Из расположения ли ко мне лично или из почтительности к моему прошлому депутатскому званию, он не бьет ключом в затвор. Как будто знает, что внезапный грубый звук здесь отражается тупым ударом в сердце, и щадит мои нервы. Меня каждый раз трогает эта необычная деликатность усатого молодца с типичной солдатской внешностью и выправкой. Он обезоруживает мое молчаливое отвращение к миру тюремной власти, к жестким его вдохновителям и черство-старательным исполнителям.
Одеваюсь. Жду. Слышу, как хлопают двери и гремят замки в камерах этажом выше: это замыкают вернувшуюся из прогулки смену. Потом начинается громыханье ближе — выпускают нашу смену. Вот гремит ключ и в моей камере. Распахивается дверь. Из коридора вторгается в нее свет и приятный сквозняк.
— П-пожалуйте-с… на Невский…
Толстые усы надзирателя, завитые кверху a' la Вильгельм, шевелятся от улыбки, качаются и прыгают, как беличьи хвосты.
Иду по скользкой дорожке линолеума, по узким чугунным галереям и лестницам. У выходной двери из корпуса во двор ждет шеренга уголовных в белых куртках.
— Стать в затылок и не разговаривать! — тонким, раздраженным голосом кричит на них старший надзиратель и, несколько понизив голос, прибавляет длинное непечатное слово.
— Иди трое! — отрывисто бросает он им при моем приближении. Трое товарищей по заключению отделяются от шеренги и идут впереди меня. На спинах и на штанах у них квадратные клейма с инициалами тюрьмы и годом постройки данной казенной амуниции.

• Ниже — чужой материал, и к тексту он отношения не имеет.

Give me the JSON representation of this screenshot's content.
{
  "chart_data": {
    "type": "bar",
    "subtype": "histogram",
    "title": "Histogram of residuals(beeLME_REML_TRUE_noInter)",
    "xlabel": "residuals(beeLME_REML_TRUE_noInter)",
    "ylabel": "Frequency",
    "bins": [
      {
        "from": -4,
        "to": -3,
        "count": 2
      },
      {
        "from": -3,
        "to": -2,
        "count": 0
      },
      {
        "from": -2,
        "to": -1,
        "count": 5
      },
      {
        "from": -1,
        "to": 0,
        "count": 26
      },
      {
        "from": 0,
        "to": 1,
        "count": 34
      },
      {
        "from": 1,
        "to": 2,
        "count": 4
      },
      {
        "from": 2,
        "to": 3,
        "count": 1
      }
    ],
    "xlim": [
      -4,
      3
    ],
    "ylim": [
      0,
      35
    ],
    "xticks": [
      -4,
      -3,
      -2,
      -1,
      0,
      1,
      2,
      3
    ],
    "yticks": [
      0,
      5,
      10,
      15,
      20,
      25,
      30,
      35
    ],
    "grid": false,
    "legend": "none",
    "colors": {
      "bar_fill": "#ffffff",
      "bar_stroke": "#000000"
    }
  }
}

— Ступай четверо! — опять команда сзади меня. Оглядываюсь: кивает мне головой сосед по камере, студент Алексеев, и сейчас же между нами вклиниваются четыре товарища в казенной одежде.
Переход из пахучей полутьмы и тесноты камеры в тюремный садик пленяет и изумляет каждый раз обилием света и воздуха, широким каскадом разнообразных звуков. Свежестью и влажным дымком тянет с той стороны, где Нева. Ласково шевелит волосы мягкий ветерок, доносит широко разлившийся рокот и шум города. В кротком вечернем свете купается купол тюремной церкви и верхний этаж нашего мрачного корпуса, кирпично-красного, с высокими, серыми трубами из чугуна.
Пятиэтажный, с длинными рядами одинаковых квадратных дыр, забитых железными решетками, он охватил двумя крылами маленький садик и прижал его в угол к высокой кирпичной ограде. Мы гуськом шагаем друг за другом по узкой панели. Она описывает правильную окружность вокруг десятка жиденьких березок и кленов, двух-трех кустов сирени, — и пестро наше зыбкое кольцо: политические — в «вольном» платье, в пиджаках, блузах и рубахах всех цветов за исключением лишь красного: он не допускается в тюрьме, — и между политиками, как странные белые птицы, уголовные — в грязных холщовых куртках и штанах, по три, по четыре человека. Враги существующего политического и общественного строя намеренно разъединены и разжижены его неизбежными питомцами и прочными сожителями.
Кружимся по узким плитам панели. Арестантские ноги отшлифовали их под мрамор. Подошва скользит по ним, приходится балансировать. Шагаем поспешно, деловито, молча. Времени немного, надо пользоваться драгоценной возможностью двигаться полным шагом.